Published on in Exclusive Interviews

This is part of our exclusive Sundance interview series, where we sit down with filmmakers to explore how they use technology to bring their creative visions to life.

For editor Holle Singer, shaping Sugar Babies wasn’t just about structuring a compelling narrative—it was about harnessing the power of Adobe’s editing tools to bring the story’s raw authenticity and digital-age aesthetics to life. The Sundance-selected documentary follows Autumn, a college student navigating the economic realities of rural Louisiana by running a no-contact sugar baby operation.

With a mix of vérité footage and the fast-paced, highly stylized world of TikTok, Singer relied on Adobe’s suite to seamlessly blend traditional documentary storytelling with the vibrant, fragmented language of social media. In this interview, she discusses the creative and technical challenges of editing Sugar Babies, how Adobe’s tools helped her craft a visually dynamic and emotionally resonant film, and the delicate balance of shaping a story where power, agency, and digital identity collide.

PH: What Adobe features were essential in editing your Sundance project, and why?

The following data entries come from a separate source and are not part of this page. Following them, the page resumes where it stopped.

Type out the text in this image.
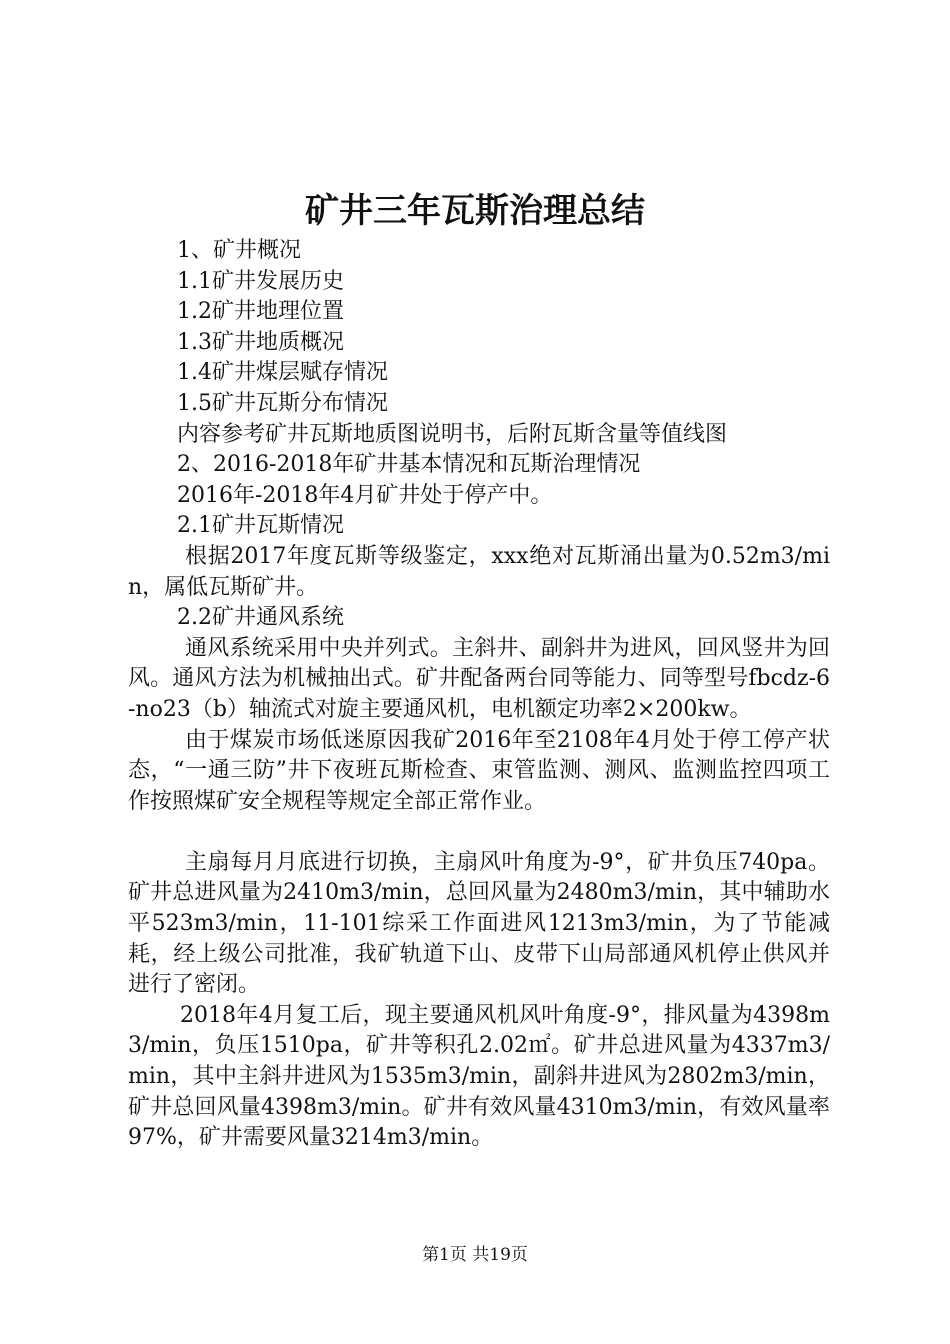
矿井三年瓦斯治理总结
1、矿井概况
1.1矿井发展历史
1.2矿井地理位置
1.3矿井地质概况
1.4矿井煤层赋存情况
1.5矿井瓦斯分布情况
内容参考矿井瓦斯地质图说明书，后附瓦斯含量等值线图
2、2016-2018年矿井基本情况和瓦斯治理情况
2016年-2018年4月矿井处于停产中。
2.1矿井瓦斯情况

根据2017年度瓦斯等级鉴定，xxx绝对瓦斯涌出量为0.52m3/min，属低瓦斯矿井。

2.2矿井通风系统

通风系统采用中央并列式。主斜井、副斜井为进风，回风竖井为回风。通风方法为机械抽出式。矿井配备两台同等能力、同等型号fbcdz-6-no23（b）轴流式对旋主要通风机，电机额定功率2×200kw。

由于煤炭市场低迷原因我矿2016年至2108年4月处于停工停产状态，“一通三防”井下夜班瓦斯检查、束管监测、测风、监测监控四项工作按照煤矿安全规程等规定全部正常作业。

主扇每月月底进行切换，主扇风叶角度为-9°，矿井负压740pa。矿井总进风量为2410m3/min，总回风量为2480m3/min，其中辅助水平523m3/min，11-101综采工作面进风1213m3/min，为了节能减耗，经上级公司批准，我矿轨道下山、皮带下山局部通风机停止供风并进行了密闭。

2018年4月复工后，现主要通风机风叶角度-9°，排风量为4398m3/min，负压1510pa，矿井等积孔2.02㎡。矿井总进风量为4337m3/min，其中主斜井进风为1535m3/min，副斜井进风为2802m3/min，矿井总回风量4398m3/min。矿井有效风量4310m3/min，有效风量率97%，矿井需要风量3214m3/min。

第1页 共19页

Holle Singer: I used Adobe’s Premiere Pro to edit Sugar Babies. The Speech-to-Text tool was incredibly helpful in transcribing dialogue, searching for specific moments, and navigating hours of footage to create the narrative. Much of the material was shot in verité, so Adobe’s warp stabilization and audio clean-up tools were very useful, and the After Effects tool made it easy to remove things like unwanted signage. Frame.io also great for posting and communication. We were able to leave comments directly on frames and import those as markers into Premiere Pro.  

PH: How did your chosen gear kit, including software and hardware, optimize your post-production workflow?

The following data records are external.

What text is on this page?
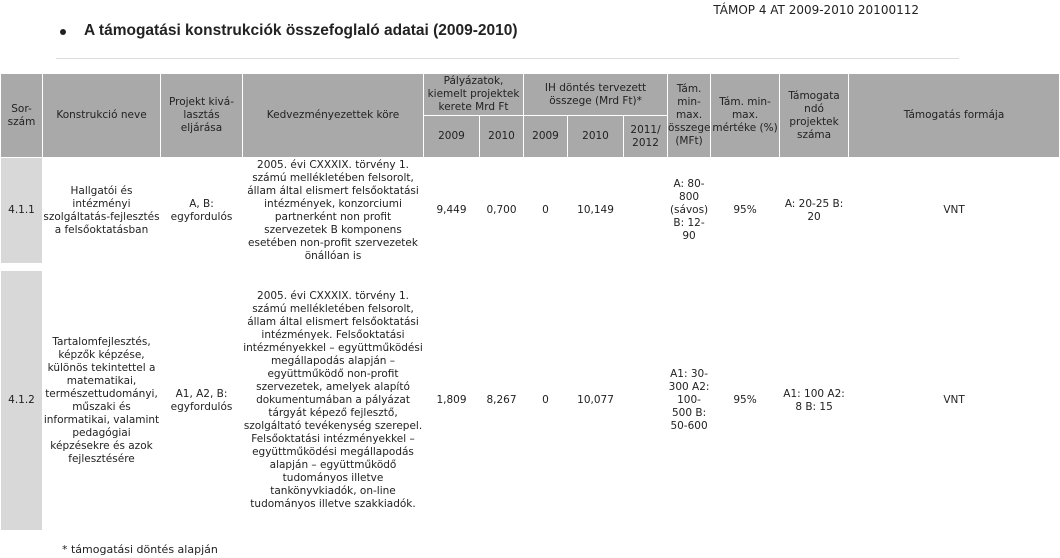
TÁMOP 4 AT 2009-2010 20100112
A támogatási konstrukciók összefoglaló adatai (2009-2010)
Sor-szám	Konstrukció neve	Projekt kivá-lasztás eljárása	Kedvezményezettek köre	Pályázatok, kiemelt projektek kerete Mrd Ft		IH döntés tervezett összege (Mrd Ft)*			Tám. min-max. összege (MFt)	Tám. min-max. mértéke (%)	Támogata ndó projektek száma	Támogatás formája
				2009	2010	2009	2010	2011/ 2012				
4.1.1	Hallgatói és intézményi szolgáltatás-fejlesztés a felsőoktatásban	A, B: egyfordulós	2005. évi CXXXIX. törvény 1. számú mellékletében felsorolt, állam által elismert felsőoktatási intézmények, konzorciumi partnerként non profit szervezetek B komponens esetében non-profit szervezetek önállóan is	9,449	0,700	0	10,149		A: 80-800 (sávos) B: 12-90	95%	A: 20-25 B: 20	VNT

4.1.2	Tartalomfejlesztés, képzők képzése, különös tekintettel a matematikai, természettudományi, műszaki és informatikai, valamint pedagógiai képzésekre és azok fejlesztésére	A1, A2, B: egyfordulós	2005. évi CXXXIX. törvény 1. számú mellékletében felsorolt, állam által elismert felsőoktatási intézmények. Felsőoktatási intézményekkel – együttműködési megállapodás alapján – együttműködő non-profit szervezetek, amelyek alapító dokumentumában a pályázat tárgyát képező fejlesztő, szolgáltató tevékenység szerepel. Felsőoktatási intézményekkel – együttműködési megállapodás alapján – együttműködő tudományos illetve tankönyvkiadók, on-line tudományos illetve szakkiadók.	1,809	8,267	0	10,077		A1: 30-300 A2: 100-500 B: 50-600	95%	A1: 100 A2: 8 B: 15	VNT
* támogatási döntés alapján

Holle Singer: I don’t use a massive workstation – I often work from my apartment, or even outside on my deck, mapping out story ideas with director Rachel Fleit. I work well on a laptop, but for really intricate scenes I might use on my monitor. 

PH: Were there any specific Adobe tools or plugins you relied on to enhance the final cut of your film?

Holle Singer: After Effects allowed me to remove unwanted signage from the footage. In Premiere, I experiment with mirroring and artificial glitches to reflect the characters' divided lives – one on her phone, and one in reality. I think this approach allows the audience to visually feel and understand some of her journey and I think it enhances the final cut. 

PH: How do you balance using high-quality tools with budget constraints when working on an indie project?

Holle Singer: I was able to maximize what I could achieve with the tools that I had available. For example, I used After Effects for masking and tracking to remove unwanted signage instead of hiring a VFX artist.  

PH: What gear or software do you consider non-negotiable for any filmmaker’s editing toolkit?

Holle Singer: A computer with Premiere-Pro.